We think of mileage programs increasing the cost of awards for one of several reasons.
- There are too many miles chasing too few award seats. They need to increase the price to balance supply and demand. But a revenue-based program has access to all of the seats on the plane, and those seats are paid for with fixed-value points.
- The price of tickets goes up. In this case, award pricing just keeps up with price inflation. But a revenue-based program like Southwest’s has this built in — more expensive tickets simply cost more points already.

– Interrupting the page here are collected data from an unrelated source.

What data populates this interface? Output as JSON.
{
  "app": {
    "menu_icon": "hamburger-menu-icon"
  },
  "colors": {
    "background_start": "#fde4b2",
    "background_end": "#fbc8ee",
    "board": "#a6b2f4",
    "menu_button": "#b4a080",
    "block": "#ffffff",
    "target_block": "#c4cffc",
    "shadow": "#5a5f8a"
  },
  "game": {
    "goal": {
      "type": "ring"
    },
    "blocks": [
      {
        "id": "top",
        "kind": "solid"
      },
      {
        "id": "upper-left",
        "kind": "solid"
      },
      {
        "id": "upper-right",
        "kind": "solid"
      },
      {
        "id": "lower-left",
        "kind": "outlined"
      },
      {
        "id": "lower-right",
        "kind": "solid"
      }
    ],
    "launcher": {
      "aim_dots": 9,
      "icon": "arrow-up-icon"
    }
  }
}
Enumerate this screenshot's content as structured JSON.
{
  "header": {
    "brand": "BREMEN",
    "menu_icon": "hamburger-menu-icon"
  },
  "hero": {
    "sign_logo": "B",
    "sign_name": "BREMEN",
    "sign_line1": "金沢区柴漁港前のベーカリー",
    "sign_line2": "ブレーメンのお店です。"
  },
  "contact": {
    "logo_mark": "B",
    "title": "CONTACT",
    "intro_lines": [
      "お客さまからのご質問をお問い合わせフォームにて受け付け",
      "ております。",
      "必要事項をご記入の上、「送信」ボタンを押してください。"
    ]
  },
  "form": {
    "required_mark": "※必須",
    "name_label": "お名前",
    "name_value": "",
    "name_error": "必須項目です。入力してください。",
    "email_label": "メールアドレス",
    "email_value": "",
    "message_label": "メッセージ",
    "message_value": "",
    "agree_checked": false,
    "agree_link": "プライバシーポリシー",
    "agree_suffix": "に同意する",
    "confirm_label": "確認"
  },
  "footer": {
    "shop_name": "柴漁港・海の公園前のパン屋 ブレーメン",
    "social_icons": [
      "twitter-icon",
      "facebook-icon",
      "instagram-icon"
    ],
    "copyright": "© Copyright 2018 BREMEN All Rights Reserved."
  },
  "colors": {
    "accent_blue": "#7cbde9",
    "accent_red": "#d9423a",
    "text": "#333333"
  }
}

- The economics of the program changes. Seats are costing the airlines more (such as a shift to more partner awards), or more rewards are being claimed at the rule-buster level and so the program increases the price of those. But the costs to Rapid Rewards are pretty constant since each point had a fixed value, and Southwest isn’t offering alliance partner redemption.
- Sticking it to your customers. They’ve built up a stash of points, and you can reduce your costs if you arbitrarily decide their points are worth less. And you hope they don’t notice enough to move the needle on their business.
I’ve offered explanations for why each of the first three reasons do not make sense in Southwest’s case.
A revenue-based program does not ‘need’ to devalue, but Southwest proves that one can. And in doing so they simply declare the value of their currency to be lower.
That brings to mind one of the greatest YouTube videos of all time which explains the federal reserve inflating the U.S. currency.
So why do they call it the quantitative easing? Why don’t they just call it the printing money?
Because the printing money is the last refuge of failed economic empires and banana republics, and the Fed doesn’t want to admit this is their only idea.
Southwest Rapid Rewards proves that even fixed value currencies can be devalued — they just declare that your points are no longer worth as much.
And in so doing, they categorize themselves with failed empires and banana republics. For shame.